Pot, meet kettle

February 12, 2008 |

John Derbyshire writing about Ben Stein, who evidently has hopped about the creationist express:

This is very sad. I’ve always liked Ben’s stuff — used to read his diary in The American Spectator way back in the 1970s. Smart, funny, worldly guy, with just that endearing streak of eccentricity. I’m sorry to see he’s lost his marbles.

Yeah John.  It’s really a shame when a writer you once read and admired starts going a little whacko.  You know, he starts expressing ideas you vehemently disagree with, and maybe becomes so cantankerous and disagreebale you wonder why you even ever read the guy in the first place.  It’s just so sad when that happens. 

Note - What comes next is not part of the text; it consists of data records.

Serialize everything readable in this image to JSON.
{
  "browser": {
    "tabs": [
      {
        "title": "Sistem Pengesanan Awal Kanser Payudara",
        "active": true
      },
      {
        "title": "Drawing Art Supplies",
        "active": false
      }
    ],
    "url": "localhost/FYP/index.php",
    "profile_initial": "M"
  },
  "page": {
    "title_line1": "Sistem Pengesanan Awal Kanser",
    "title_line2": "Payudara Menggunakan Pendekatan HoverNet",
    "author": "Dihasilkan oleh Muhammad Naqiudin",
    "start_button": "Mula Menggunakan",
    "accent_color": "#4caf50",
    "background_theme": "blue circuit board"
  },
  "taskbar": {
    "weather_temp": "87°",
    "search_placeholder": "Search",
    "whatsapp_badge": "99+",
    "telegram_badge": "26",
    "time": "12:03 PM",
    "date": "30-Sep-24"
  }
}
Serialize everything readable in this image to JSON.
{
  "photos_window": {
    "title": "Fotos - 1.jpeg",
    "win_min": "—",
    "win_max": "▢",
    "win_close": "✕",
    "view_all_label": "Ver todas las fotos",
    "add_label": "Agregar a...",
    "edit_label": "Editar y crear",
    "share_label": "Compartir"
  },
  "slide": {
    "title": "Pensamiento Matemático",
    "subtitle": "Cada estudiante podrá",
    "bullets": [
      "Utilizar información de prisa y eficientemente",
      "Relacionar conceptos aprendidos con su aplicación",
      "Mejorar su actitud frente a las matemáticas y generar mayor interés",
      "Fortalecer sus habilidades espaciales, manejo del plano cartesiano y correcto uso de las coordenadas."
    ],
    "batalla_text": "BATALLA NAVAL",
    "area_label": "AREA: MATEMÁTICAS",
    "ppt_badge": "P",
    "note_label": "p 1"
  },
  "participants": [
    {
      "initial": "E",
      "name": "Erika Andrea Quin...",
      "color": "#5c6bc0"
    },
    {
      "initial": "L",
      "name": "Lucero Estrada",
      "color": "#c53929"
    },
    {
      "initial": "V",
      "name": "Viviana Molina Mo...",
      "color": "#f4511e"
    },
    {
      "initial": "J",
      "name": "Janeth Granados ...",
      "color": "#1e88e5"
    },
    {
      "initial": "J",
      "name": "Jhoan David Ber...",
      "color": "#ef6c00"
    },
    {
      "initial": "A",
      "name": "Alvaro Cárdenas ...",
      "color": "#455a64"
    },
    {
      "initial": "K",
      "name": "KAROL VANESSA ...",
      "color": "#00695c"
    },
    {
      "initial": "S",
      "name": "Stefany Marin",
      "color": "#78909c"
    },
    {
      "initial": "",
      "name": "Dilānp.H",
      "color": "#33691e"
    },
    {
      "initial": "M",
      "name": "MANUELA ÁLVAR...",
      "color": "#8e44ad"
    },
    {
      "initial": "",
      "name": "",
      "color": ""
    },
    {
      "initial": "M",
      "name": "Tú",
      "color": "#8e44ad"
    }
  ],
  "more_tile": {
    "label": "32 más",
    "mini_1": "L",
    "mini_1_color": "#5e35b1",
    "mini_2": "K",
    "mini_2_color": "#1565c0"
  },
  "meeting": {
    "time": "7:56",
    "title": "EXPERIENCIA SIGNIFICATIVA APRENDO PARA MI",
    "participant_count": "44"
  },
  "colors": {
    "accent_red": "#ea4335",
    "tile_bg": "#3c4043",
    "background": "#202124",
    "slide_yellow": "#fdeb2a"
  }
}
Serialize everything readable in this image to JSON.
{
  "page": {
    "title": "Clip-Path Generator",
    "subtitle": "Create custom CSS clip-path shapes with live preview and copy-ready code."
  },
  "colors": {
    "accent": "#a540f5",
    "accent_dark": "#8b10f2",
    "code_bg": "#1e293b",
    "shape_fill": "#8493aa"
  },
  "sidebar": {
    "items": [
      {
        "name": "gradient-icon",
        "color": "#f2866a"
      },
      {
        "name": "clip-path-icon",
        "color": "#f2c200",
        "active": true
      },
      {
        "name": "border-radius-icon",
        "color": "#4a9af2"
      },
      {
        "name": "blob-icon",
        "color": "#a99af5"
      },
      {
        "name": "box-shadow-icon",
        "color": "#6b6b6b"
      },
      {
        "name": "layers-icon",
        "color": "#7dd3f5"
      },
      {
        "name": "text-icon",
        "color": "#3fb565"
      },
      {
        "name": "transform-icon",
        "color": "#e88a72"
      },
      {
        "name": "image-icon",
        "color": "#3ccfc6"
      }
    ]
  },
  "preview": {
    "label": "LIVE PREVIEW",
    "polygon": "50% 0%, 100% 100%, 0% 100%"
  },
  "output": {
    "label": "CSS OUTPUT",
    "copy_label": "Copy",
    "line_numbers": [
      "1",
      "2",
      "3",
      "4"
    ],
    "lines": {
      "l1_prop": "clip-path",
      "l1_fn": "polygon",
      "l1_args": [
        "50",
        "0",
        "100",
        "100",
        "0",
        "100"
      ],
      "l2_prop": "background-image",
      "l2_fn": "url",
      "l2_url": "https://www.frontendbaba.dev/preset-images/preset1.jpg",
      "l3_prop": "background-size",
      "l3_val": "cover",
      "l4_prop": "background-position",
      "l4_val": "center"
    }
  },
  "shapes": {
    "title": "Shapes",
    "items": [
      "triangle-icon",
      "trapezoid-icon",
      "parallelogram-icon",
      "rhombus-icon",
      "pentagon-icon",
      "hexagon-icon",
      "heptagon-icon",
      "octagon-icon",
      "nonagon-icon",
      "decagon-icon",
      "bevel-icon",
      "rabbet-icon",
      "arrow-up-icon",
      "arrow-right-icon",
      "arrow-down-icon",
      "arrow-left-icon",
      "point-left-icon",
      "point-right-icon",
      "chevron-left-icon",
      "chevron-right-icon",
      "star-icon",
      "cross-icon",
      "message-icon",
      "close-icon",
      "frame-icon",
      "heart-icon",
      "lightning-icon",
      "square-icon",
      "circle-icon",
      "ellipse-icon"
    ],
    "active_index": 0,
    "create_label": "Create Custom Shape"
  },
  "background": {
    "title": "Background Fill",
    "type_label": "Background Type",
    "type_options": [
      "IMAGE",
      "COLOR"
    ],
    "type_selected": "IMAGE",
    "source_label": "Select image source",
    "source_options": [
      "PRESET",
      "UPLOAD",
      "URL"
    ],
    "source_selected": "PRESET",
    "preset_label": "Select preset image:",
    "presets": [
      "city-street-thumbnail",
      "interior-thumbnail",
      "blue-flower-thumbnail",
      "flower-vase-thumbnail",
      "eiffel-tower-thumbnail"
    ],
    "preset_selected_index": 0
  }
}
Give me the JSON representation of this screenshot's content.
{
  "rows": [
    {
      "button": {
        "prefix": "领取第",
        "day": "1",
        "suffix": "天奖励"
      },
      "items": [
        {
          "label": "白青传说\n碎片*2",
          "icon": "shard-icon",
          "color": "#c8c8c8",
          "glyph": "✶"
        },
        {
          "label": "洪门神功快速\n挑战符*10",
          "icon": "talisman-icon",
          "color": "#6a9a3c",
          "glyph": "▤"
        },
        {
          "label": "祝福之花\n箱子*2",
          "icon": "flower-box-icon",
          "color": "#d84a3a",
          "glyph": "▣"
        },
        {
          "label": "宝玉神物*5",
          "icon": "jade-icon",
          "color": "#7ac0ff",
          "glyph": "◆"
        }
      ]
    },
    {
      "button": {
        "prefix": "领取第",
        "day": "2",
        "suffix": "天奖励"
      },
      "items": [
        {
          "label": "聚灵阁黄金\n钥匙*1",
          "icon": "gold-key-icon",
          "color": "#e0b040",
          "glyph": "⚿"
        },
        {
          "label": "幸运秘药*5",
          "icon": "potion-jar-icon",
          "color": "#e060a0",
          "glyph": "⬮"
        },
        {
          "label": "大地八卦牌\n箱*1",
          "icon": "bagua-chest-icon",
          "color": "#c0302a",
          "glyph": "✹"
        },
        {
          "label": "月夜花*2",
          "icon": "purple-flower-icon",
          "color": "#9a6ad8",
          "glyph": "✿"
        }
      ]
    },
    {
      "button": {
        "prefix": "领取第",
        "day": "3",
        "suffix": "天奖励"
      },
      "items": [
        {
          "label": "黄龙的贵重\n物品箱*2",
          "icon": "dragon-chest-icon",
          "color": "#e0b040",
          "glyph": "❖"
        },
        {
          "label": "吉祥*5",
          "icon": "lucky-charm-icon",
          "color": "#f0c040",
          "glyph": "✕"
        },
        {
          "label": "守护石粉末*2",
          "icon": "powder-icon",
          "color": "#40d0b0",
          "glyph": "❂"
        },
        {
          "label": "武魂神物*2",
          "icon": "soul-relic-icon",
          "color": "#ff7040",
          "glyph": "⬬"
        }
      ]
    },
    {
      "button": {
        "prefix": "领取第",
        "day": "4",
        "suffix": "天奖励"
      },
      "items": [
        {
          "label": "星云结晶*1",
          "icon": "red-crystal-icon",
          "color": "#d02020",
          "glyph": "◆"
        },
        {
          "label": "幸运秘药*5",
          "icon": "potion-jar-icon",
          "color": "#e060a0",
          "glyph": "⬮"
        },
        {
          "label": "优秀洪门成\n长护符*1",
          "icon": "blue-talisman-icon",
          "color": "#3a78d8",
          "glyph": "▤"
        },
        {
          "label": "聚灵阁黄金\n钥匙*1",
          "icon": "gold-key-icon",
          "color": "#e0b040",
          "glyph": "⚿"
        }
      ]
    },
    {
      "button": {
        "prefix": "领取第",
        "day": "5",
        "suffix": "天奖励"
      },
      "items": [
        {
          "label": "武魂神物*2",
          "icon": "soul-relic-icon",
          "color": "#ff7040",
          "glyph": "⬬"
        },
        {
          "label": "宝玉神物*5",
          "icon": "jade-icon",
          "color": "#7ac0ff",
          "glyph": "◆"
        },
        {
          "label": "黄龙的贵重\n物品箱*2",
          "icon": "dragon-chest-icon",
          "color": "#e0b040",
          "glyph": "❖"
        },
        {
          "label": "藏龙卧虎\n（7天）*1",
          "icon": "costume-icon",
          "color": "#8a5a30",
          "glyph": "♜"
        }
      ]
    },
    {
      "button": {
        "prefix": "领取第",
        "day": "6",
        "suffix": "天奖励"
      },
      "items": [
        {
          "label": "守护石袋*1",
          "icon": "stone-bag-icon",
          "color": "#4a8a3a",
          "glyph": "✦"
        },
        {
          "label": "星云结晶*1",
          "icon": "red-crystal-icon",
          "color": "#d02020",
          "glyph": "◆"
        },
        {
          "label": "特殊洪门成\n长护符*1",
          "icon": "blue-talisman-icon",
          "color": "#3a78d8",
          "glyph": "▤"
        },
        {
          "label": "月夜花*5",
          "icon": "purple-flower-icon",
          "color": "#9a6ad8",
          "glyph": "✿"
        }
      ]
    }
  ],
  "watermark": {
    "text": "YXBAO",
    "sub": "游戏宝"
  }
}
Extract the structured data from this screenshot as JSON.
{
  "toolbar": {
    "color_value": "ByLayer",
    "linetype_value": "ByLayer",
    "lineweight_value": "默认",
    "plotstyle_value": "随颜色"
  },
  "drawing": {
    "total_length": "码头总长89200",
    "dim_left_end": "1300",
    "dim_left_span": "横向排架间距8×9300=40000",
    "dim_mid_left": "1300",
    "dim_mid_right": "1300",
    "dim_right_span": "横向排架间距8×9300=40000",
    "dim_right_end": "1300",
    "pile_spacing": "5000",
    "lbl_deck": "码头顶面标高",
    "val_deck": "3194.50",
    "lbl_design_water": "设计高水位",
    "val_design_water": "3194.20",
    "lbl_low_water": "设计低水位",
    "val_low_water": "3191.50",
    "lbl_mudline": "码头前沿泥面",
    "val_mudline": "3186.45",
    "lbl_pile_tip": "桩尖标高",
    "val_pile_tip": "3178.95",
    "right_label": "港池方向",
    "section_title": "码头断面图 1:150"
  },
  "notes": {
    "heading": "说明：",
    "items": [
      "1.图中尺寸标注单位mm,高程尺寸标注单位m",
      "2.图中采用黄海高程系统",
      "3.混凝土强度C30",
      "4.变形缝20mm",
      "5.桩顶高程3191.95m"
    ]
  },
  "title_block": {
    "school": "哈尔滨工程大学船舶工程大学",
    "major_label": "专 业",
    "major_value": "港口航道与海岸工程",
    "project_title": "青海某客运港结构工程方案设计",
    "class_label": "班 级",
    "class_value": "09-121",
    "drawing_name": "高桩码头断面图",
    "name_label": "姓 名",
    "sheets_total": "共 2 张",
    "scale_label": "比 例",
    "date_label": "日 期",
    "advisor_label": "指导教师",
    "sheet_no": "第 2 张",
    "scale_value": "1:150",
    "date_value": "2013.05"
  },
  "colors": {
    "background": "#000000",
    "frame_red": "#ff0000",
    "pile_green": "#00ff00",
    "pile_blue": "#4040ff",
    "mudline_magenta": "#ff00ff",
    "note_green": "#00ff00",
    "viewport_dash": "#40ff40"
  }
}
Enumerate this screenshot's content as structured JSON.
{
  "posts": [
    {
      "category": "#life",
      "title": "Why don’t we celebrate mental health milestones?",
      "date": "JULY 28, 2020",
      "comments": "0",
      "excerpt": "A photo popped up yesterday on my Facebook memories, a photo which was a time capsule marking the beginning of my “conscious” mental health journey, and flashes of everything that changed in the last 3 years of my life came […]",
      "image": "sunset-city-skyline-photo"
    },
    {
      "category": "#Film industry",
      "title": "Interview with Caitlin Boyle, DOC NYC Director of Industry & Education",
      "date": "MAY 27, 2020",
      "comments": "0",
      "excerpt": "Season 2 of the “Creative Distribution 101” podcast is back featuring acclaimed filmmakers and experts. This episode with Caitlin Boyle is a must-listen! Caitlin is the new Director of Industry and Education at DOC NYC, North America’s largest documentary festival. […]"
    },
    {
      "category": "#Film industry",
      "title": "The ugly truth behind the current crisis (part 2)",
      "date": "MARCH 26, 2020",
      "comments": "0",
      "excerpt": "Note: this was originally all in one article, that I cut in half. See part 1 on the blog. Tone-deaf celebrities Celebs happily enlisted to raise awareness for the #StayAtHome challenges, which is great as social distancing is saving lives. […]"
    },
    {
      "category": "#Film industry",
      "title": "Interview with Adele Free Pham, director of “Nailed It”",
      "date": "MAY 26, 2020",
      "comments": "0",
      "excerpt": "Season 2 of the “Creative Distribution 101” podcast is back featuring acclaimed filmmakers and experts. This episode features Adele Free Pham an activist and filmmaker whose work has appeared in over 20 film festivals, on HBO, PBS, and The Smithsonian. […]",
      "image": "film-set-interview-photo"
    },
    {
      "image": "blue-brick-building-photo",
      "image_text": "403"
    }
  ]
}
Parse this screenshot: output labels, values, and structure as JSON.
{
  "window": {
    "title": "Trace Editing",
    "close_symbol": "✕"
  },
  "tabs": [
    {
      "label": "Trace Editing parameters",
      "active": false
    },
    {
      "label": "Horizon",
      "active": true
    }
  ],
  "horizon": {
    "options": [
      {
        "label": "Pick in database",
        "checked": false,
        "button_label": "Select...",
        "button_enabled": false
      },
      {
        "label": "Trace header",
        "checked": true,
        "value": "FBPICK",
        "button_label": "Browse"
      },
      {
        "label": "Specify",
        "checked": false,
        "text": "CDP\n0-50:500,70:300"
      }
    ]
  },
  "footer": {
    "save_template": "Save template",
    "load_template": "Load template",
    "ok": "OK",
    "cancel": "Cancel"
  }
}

Now you probably know how most readers of National Review feel about you.


Comments

3 Comments so far

  1. Jay Anderson on February 12, 2008 10:27 am

    Touche.

    ;-)

  2. Donald R. McClarey on February 12, 2008 10:49 am

    John Derbyshire, as a supporter of Ron Paul (R.OZ), has about as much right to decry Ben Stein supporting academic freedom for proponents of intelligent design as a bag lady cursing in the street has the right to complain about a gentleman wearing a white suit after Labor Day.

  3. William A. Cubbedge on February 15, 2008 12:02 am

    It seems that Stein’s main criticism in the piece had to do with what is (was) known as “Social Dawrinism” and modernity’s continued attempts to theorize and apply meaning to a universe that they continue to insist is wholly without any meaning that is not self-applied.

    Derbyshire is supposed to be an intellectual, right? Perhaps he then should try actually reading the objects of his criticism before he writes the criticism.